Entre pratiques frauduleuses ou malsaines des entreprises, la défaillance ou le laxisme de l’Administration, le Sénégal perd des centaines de milliards, chaque année, à cause des méthodes plus ou moins sophistiquées d’évitement fiscal.
Alors que les salariés et les ménages qui supportent une bonne partie des recettes fiscales trinquent, l’État est contraint de recourir à un endettement couteux pour financer les dépenses. Ces problématiques ont été au cœur d’un webinaire organisé, hier, par Legs Africa, en partenariat avec International Budget Partnership (IBP).
Ce sont des dizaines, voire des centaines de milliards de francs CFA qui échappent aux États, chaque année, à travers notamment l’évitement fiscal orchestré soit par les entreprises, soit par les particuliers.

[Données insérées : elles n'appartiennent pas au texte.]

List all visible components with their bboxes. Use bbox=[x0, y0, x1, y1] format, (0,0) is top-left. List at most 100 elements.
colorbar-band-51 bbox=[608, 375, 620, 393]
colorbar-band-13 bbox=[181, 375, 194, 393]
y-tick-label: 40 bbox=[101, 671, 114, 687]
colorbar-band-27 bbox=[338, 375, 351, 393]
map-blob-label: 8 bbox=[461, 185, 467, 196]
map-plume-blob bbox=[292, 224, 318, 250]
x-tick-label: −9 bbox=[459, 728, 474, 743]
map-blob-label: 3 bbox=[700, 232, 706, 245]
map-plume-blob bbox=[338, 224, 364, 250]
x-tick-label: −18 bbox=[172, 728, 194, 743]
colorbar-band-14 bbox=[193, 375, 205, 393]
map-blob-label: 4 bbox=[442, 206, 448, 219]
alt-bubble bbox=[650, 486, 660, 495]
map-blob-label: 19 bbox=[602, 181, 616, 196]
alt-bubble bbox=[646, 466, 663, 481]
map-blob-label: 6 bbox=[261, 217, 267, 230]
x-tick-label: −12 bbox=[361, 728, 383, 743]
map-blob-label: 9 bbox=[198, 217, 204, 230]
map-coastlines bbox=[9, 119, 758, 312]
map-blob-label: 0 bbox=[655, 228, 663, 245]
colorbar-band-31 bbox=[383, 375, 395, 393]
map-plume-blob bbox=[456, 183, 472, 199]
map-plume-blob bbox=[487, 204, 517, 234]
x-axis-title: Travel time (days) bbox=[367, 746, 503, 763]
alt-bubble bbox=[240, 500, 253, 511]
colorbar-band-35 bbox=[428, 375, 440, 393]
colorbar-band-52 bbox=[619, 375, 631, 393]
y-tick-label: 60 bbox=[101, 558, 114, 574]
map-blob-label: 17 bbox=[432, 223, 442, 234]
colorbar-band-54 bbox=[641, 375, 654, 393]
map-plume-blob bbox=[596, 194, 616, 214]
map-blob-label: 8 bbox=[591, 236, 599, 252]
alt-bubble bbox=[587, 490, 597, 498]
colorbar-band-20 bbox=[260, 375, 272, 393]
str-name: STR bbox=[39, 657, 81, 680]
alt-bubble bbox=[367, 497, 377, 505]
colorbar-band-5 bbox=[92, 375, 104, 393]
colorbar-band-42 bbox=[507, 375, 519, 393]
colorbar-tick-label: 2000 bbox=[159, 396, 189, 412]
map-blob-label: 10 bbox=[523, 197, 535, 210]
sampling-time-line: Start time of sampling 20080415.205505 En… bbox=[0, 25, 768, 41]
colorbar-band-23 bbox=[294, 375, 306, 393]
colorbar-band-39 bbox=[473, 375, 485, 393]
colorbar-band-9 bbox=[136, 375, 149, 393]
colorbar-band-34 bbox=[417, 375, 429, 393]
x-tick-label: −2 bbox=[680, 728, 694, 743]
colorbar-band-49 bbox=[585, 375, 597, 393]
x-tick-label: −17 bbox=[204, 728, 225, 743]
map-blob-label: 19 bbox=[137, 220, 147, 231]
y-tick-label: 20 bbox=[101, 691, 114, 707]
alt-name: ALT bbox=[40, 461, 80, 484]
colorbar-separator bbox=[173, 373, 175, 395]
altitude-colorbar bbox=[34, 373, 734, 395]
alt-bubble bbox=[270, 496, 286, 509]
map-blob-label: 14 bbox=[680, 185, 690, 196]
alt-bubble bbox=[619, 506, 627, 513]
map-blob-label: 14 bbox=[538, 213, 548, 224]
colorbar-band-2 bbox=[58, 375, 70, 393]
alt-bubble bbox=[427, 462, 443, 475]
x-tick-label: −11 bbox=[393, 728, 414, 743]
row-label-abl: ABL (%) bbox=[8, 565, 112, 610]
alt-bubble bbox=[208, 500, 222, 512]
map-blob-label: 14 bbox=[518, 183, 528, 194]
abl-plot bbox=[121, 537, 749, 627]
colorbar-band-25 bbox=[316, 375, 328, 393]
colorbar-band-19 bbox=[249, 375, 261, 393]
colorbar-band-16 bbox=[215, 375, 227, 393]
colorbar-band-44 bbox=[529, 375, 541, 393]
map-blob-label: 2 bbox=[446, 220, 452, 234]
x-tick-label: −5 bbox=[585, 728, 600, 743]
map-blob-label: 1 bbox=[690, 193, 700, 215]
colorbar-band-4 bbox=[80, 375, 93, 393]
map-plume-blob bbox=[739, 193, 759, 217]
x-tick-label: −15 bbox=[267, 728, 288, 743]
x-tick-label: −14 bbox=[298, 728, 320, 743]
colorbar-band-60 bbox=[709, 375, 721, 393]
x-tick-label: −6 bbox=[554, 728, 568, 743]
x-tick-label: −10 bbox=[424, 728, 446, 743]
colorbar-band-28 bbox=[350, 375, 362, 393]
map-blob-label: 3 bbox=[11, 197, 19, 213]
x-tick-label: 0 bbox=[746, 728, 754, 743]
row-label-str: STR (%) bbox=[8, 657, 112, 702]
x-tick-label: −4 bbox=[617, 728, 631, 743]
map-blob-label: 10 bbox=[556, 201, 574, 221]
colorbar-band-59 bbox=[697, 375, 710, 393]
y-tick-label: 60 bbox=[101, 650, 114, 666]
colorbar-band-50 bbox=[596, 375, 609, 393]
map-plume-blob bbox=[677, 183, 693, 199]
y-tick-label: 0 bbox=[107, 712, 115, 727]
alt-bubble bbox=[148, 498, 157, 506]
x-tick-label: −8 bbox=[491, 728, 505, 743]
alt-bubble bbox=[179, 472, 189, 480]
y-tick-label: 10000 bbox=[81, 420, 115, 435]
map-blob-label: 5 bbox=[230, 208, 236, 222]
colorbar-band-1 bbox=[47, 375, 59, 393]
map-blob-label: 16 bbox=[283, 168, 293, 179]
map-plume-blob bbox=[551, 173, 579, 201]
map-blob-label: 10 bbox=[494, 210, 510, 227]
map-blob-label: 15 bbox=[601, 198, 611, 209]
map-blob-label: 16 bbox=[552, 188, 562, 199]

Au Sénégal, les modes utilisés par les entreprises pour ne pas payer ou payer moins d’impôt sont multiples. Lors d’un webinaire organisé, hier, par Legs Africa, en partenariat avec IBP, l’inspecteur des impôts Elimane Pouye est largement revenu sur ces modes opératoires. Parmi les méthodes qui semblent retenir une attention particulière de l’Administration fiscale, il y a l’informalisation de l’économie. Au-delà des entreprises qui sont dans ce que l’on peut considérer comme ‘’l’informel de survie’’, il y en a beaucoup dont l’informalité est plus ou moins structurelle et n’a pour finalité que d’échapper au paiement de l’impôt.
Selon des statistiques officielles publiées au mois de janvier rappelées par M. Pouye, le Sénégal perdrait, par an, autour de 500 milliards F CFA de recettes fiscales du fait de cette informalité. Alors que le gouvernement peine à trouver des solutions adéquates pour traquer ces ‘’fraudeurs’’ du secteur informel, il y a aussi les multinationales qui n’hésitent pas à user de méthodes bien plus sophistiquées pour payer moins d’impôts.
Déjà, dans un rapport en date de novembre 2020, l’ONG Tax Justice Network évaluait à plus de 259 millions de dollars les pertes fiscales du Sénégal dues à l’évasion et à l’optimisation fiscales, soit 8,3 % des recettes fiscales. Deux cent quarante-deux millions de dollars sont l’œuvre des multinationales, 20 millions pour les particuliers.
Mais comment les multinationales parviennent-elles généralement à passer entre les mailles ?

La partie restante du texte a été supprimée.